The final approach we considered was having a “gateway server” and requiring users to SSH to that server and launch jobs from there instead of from their VM.  This would have simplified the infrastructure components for job submission.  The Hadoop configuration changes to point ad hoc job submissions to the appropriate cluster or disable job submission entirely would only need to be deployed there.  By its very nature it would provide a central location for the client logs.  However, we would have to manage scaling and load balancing for this approach ourselves.  Furthermore, it would represent a significant departure from how development is normally done at Etsy.  Allowing users to write and run Hadoop jobs from their VM is important for keeping Hadoop as accessible as possible.  Adding the additional step of moving changes and SSH-ing to a gateway server compromises that goal.

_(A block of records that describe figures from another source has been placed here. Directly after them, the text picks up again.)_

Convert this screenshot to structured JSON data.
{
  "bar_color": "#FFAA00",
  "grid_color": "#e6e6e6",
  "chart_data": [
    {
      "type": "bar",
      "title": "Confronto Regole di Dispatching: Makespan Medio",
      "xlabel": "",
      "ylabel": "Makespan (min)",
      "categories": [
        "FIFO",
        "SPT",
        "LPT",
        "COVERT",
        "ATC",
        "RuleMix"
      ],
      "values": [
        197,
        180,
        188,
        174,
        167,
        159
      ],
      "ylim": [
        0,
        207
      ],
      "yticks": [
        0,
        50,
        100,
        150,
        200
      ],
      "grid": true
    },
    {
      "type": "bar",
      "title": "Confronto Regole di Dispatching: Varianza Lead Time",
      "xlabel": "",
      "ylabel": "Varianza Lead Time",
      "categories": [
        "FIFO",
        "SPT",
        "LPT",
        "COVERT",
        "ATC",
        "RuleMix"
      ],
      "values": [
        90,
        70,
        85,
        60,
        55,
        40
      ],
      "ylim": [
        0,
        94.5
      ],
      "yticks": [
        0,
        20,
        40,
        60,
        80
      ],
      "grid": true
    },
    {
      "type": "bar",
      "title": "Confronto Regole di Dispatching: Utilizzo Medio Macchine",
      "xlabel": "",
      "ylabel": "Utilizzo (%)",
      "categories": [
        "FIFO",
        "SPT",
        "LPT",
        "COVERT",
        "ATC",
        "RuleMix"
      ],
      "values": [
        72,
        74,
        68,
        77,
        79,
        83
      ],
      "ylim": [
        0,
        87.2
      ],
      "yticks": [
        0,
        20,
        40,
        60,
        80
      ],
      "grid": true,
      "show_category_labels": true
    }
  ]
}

Using Oozie to manage ad hoc job submission in this way has worked well for us.  Reusing the Oozie infrastructure we already had let us quickly build this out, and having this new process for running jobs made the transition to having two Hadoop clusters much easier.  Moreover, we were able to keep the process of submitting an ad hoc job almost identical to the previous process, which minimized the disruption for users of Hadoop. As we were developing this, we found that there was only minimal discussion online about how other organizations have managed ad hoc job submission with multiple clusters.  Our hope is that this review of our approach as well as other options we considered is helpful if you are in the same situation and are looking for ideas for your own process of ad hoc job submission.